But there is not the least doubt of its being a fact, for in the Museum in London there is a painting said to have been taken from the living bird; there is also a leg and a plaster cast of the head placed near the painting, which naturalists have determined could not have belonged to any other animal known, from their peculiar construction; there is also another foot and the head from which the cast was taken, preserved in the Museum of the University of Oxford, being the remains of an entire specimen which was kept in the collection of curiosities made by Elias Ashmole, Esq. till it rotted. This is representation of these two valuable relics.

The account of the removal of the bones was entered in the records of the University, and the date is the 1st January, 1755.

More recently some of the bones have been found in the Mauritius, and have been sent to Paris, where I have heard they may be seen now.
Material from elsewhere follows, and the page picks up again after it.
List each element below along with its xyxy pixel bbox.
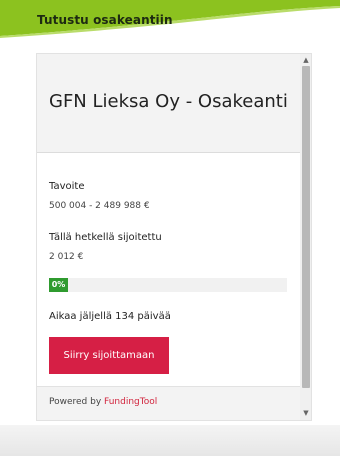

It seems to have been the most unwieldy and inactive bird in existence, and to have held nearly the same kind of place among feathered animals as the sloth does among beasts. The body was very massive, and almost round, and seemed to be stuck upon two short thick legs like pillars. The tail was strangely out of its place, according to the usual form of birds; and two little caricatures of wings were hung upon its great blank sides. A thick pursy neck supported the head, which consisted of two enormous chaps that opened far behind the eyes. You will best understand the form of the bill by looking at the cut copied from the painting which I mentioned before, and you may there see how like a monk's cowl the feathers of his head looked.

Some of the Dutch who met with this bird in its own country called it the nauseous bird, and declared that its flesh was intolerably disagreeable to the taste; while others asserted that it was very good eating, and that about three Dodos would feast a hundred men. But whatever may have been the quality of the flesh, I do not believe what the latter said of its quantity, for the head and leg which I have seen, and which appear to have belonged to a full grown bird, are not very much larger than those of a swan.

However this is now a question which of course will never be certainly decided, as there are no more of them to be eaten. It appears that, like the beavers and wolves in England, the progress of man and cultivation deprived them of their sources of sustenance.

If we may judge of what his character was, from his appearance, he must have been a silly, voracious creature, with hardly any power of resistance or flight. However, like all the rest of God's works, he was no doubt adapted for the circumstances in which he was placed, and had enough means of enjoyment, to make it well worth his while to live as long as he could.